When Is Foreclosure Not a Forgone Conclusion? When the Lender Is Fraudulent or Remiss

When a homeowner defaults on their mortgage, the bank can usually foreclose their property. But if the loan was given in bad faith or negligently, the lender may be an “Unprotected Encumbrancer” and the borrower may be able to keep their home. They may even be free and clear of their mortgage.

In real estate, an encumbrance is anything that limits what a homeowner or landowner can do with their property. When a lender, usually a bank, loans money to someone to purchase a property, they generally encumber the property through the use of a mortgage. A mortgage is essentially a lien, giving the lender claim against the property to the value of the debt, until it’s paid in full.

A mortgagor’s rights as an encumbrancer are typically protected—the courts tend to approve a bank’s foreclose of a property of a defaulted borrower, and usually on summary judgement (without trial)—unless the mortgagor had Constructive Notice of some sort of fraud involved in the transaction.

“Constructive Notice” is a legal presumption of prior knowledge, here meaning that the mortgager was either aware, or should have been aware, of facts that would lead a reasonable, prudent lender to inquire into the circumstances of the transaction.

If an inquiry would have revealed evidence of fraud, the lender can’t simply deny knowledge of it, because it was their legal duty to perform due diligence. If the lender is found to have Constructive Notice, it could free the mortgagee of the encumbrance and potentially even nullify the mortgage.

In a recent foreclosure defense case, VMM represented the owner of a residential property who defaulted in mortgage payments and a foreclosure case was commenced against him.

The homeowner was then approached by three co-conspirators: a private lending company loan officer, a short sales specialist, and an attorney.

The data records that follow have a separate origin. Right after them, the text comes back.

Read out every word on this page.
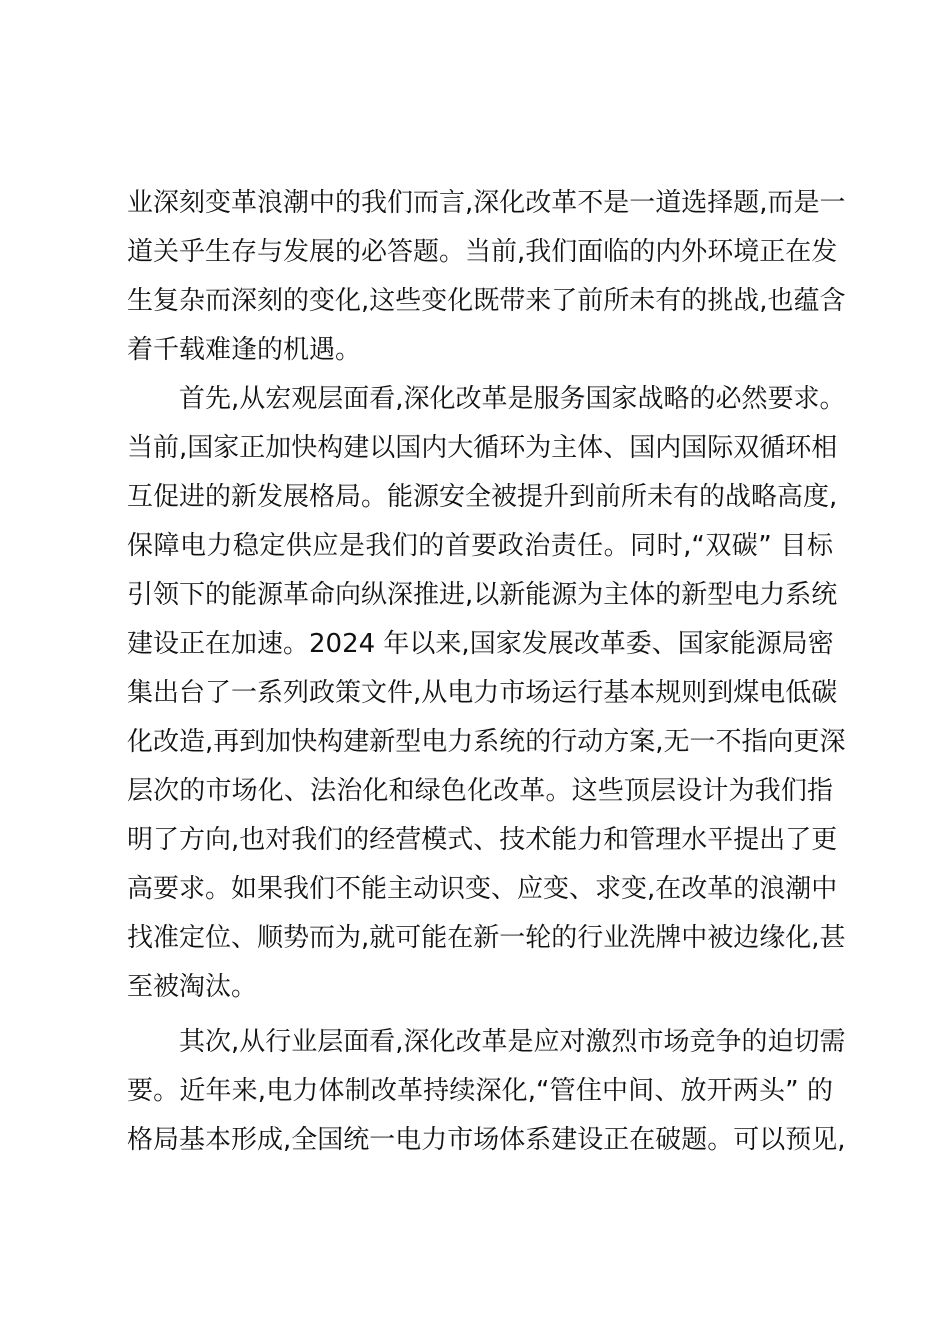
业深刻变革浪潮中的我们而言,深化改革不是一道选择题,而是一
道关乎生存与发展的必答题。当前,我们面临的内外环境正在发
生复杂而深刻的变化,这些变化既带来了前所未有的挑战,也蕴含
着千载难逢的机遇。
首先,从宏观层面看,深化改革是服务国家战略的必然要求。
当前,国家正加快构建以国内大循环为主体、国内国际双循环相
互促进的新发展格局。能源安全被提升到前所未有的战略高度,
保障电力稳定供应是我们的首要政治责任。同时,“双碳” 目标
引领下的能源革命向纵深推进,以新能源为主体的新型电力系统
建设正在加速。2024 年以来,国家发展改革委、国家能源局密
集出台了一系列政策文件,从电力市场运行基本规则到煤电低碳
化改造,再到加快构建新型电力系统的行动方案,无一不指向更深
层次的市场化、法治化和绿色化改革。这些顶层设计为我们指
明了方向,也对我们的经营模式、技术能力和管理水平提出了更
高要求。如果我们不能主动识变、应变、求变,在改革的浪潮中
找准定位、顺势而为,就可能在新一轮的行业洗牌中被边缘化,甚
至被淘汰。
其次,从行业层面看,深化改革是应对激烈市场竞争的迫切需
要。近年来,电力体制改革持续深化,“管住中间、放开两头” 的
格局基本形成,全国统一电力市场体系建设正在破题。可以预见,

Claiming to have helped many people in his position save their homes, they advised him that, through the use of a short sale (an asking price lower than the amount due on the mortgage), he’d be able to avoid foreclosure and save hundreds of thousands of dollars with a new mortgage. Since these were all licensed professionals, the homeowner believed them.

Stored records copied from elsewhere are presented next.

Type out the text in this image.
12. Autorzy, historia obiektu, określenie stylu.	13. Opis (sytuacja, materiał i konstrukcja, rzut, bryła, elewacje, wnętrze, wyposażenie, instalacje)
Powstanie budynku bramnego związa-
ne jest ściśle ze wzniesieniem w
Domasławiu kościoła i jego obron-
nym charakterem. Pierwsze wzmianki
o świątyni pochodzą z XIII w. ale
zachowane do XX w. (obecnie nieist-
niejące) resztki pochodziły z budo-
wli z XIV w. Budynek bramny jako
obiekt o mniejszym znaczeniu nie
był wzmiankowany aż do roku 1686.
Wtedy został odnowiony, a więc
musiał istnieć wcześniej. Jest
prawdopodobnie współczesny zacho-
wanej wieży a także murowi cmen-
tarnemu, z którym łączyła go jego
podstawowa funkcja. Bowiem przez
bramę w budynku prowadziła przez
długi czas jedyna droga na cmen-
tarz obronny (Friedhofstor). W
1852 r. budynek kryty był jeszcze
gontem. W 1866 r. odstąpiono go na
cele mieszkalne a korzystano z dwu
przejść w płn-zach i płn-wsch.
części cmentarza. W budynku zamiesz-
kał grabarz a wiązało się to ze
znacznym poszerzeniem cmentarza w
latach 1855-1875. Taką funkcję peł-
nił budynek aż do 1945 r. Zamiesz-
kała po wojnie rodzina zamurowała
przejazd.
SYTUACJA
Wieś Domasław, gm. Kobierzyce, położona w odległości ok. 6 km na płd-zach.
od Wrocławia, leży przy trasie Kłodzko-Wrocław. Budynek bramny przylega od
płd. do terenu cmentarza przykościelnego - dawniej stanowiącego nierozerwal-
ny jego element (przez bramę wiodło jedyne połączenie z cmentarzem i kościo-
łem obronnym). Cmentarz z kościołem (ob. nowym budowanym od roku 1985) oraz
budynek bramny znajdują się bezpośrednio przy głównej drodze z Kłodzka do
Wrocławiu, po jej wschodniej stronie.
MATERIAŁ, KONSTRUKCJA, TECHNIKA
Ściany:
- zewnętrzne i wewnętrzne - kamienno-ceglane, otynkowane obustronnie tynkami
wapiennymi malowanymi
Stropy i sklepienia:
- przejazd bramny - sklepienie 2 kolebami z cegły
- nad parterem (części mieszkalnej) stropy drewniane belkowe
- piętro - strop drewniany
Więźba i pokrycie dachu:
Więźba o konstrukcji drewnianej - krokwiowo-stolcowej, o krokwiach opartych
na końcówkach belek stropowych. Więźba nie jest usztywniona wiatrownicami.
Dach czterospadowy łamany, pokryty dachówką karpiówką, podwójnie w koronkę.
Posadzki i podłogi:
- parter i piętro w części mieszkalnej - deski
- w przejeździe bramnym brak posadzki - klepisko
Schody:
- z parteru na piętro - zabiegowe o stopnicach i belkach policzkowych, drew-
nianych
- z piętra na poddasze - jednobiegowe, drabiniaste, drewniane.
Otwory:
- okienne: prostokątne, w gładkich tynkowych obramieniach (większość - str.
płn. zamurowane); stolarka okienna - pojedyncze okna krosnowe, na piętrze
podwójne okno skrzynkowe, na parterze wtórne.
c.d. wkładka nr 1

The trio set forth an elaborate plan, arranging the short sale and forming a corporation to purchase the property, assuring the homeowner of a satisfied prior mortgage and a new, much more affordable mortgage. They were then able to obtain the original bank’s consent to the sale.

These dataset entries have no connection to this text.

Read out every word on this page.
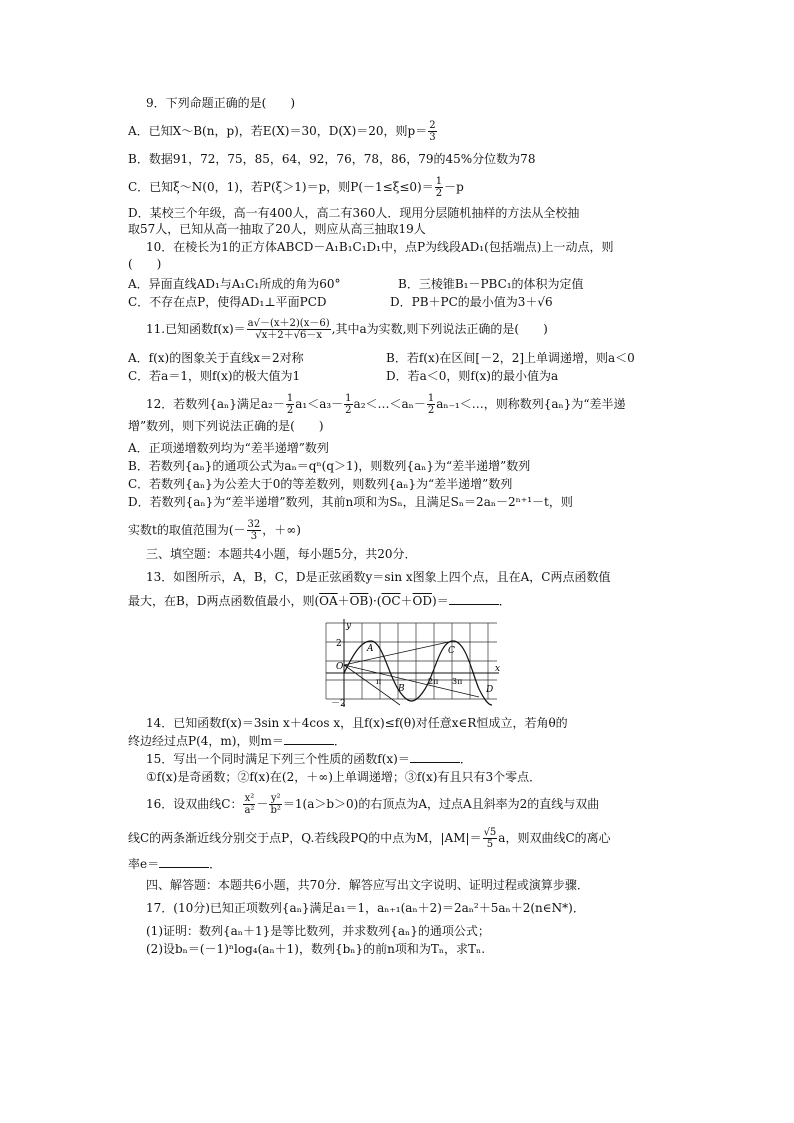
9．下列命题正确的是(　　)
A．已知X～B(n，p)，若E(X)＝30，D(X)＝20，则$p= \frac{2}{3}$
B．数据91，72，75，85，64，92，76，78，86，79的45%分位数为78
C．已知ξ～N(0，1)，若P(ξ＞1)＝p，则$P(-1\le\xi\le 0)= \frac{1}{2} -p$
D．某校三个年级，高一有400人，高二有360人．现用分层随机抽样的方法从全校抽
取57人，已知从高一抽取了20人，则应从高三抽取19人
10．在棱长为1的正方体ABCD－A₁B₁C₁D₁中，点P为线段AD₁(包括端点)上一动点，则
(　　)
A．异面直线AD₁与A₁C₁所成的角为60°	B．三棱锥B₁－PBC₁的体积为定值
C．不存在点P，使得AD₁⊥平面PCD	D．PB＋PC的最小值为3＋√6
11.已知函数$f(x)= \frac{a√-(x+2)(x-6)}{√x+2+√6-x}$ ,其中a为实数,则下列说法正确的是(　　)
A．f(x)的图象关于直线x＝2对称	B．若f(x)在区间[－2，2]上单调递增，则a＜0
C．若a＝1，则f(x)的极大值为1	D．若a＜0，则f(x)的最小值为a
12．若数列{aₙ}满足$a_2- \frac{1}{2} a_1<a_3- \frac{1}{2}$ a₂＜…＜aₙ－ $\frac{1}{2}$ aₙ₋₁＜…，则称数列{aₙ}为“差半递
增”数列，则下列说法正确的是(　　)
A．正项递增数列均为“差半递增”数列
B．若数列{aₙ}的通项公式为aₙ＝qⁿ(q＞1)，则数列{aₙ}为“差半递增”数列
C．若数列{aₙ}为公差大于0的等差数列，则数列{aₙ}为“差半递增”数列
D．若数列{aₙ}为“差半递增”数列，其前n项和为Sₙ，且满足Sₙ＝2aₙ－2ⁿ⁺¹－t，则
实数t的取值范围为(－ $\frac{32}{3}$ ，＋∞)
三、填空题：本题共4小题，每小题5分，共20分．
13．如图所示，A，B，C，D是正弦函数y＝sin x图象上四个点，且在A，C两点函数值
最大，在B，D两点函数值最小，则$(\overline{OA}+\overline{OB})\cdot(\overline{OC}+\overline{OD})=$	．
y
x
O
2
－2
A
B
C
D
π	2π 3π
14．已知函数f(x)＝3sin x＋4cos x，且f(x)≤f(θ)对任意x∈R恒成立，若角θ的
终边经过点P(4，m)，则m＝	．
15．写出一个同时满足下列三个性质的函数f(x)＝	．
①f(x)是奇函数；②f(x)在(2，＋∞)上单调递增；③f(x)有且只有3个零点．
16．设双曲线C： $\frac{\text{x²}}{\text{a²}} - \frac{\text{y²}}{\text{b²}} =1(a>b>0)$的右顶点为A，过点A且斜率为2的直线与双曲
线C的两条渐近线分别交于点P，Q.若线段PQ的中点为M，$|AM|= \frac{√5}{5}$ a，则双曲线C的离心
率e＝	．
四、解答题：本题共6小题，共70分．解答应写出文字说明、证明过程或演算步骤．
17．(10分)已知正项数列{aₙ}满足a₁＝1，aₙ₊₁(aₙ＋2)＝2aₙ²＋5aₙ＋2(n∈N*)．
(1)证明：数列{aₙ＋1}是等比数列，并求数列{aₙ}的通项公式；
(2)设bₙ＝(－1)ⁿlog₄(aₙ＋1)，数列{bₙ}的前n项和为Tₙ，求Tₙ.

At the closing, the attorney had the homeowner sign documents without providing any explanation of their nature. When the transaction was finished, the homeowner ended up in a new, hard money loan, with his property used as collateral. It had a 12% interest rate, which matured in one year for even more money. “Rehabilitation” funds were paid out to various entities and parties.

When the homeowner inevitably defaulted on this loan, the lending company brought a foreclosure proceeding and moved for summary judgment.

VMM argued that the lender was not a good faith encumbrancer. For one, the firm argued that a reasonably prudent lender would have inquired about the $174,000 earmarked for rehabilitation and yet distributed to parties at the closing table, having nothing to do with rehabilitating the property. The court agreed, finding that they had Constructive Notice.

It is a bank’s, or any lender’s, legal obligation to perform due diligence for every mortgage, certainly in cases of foreclosure. If they fail to do so, a defaulted homeowner may be able to retain their property as well as be free and clear of their mortgage.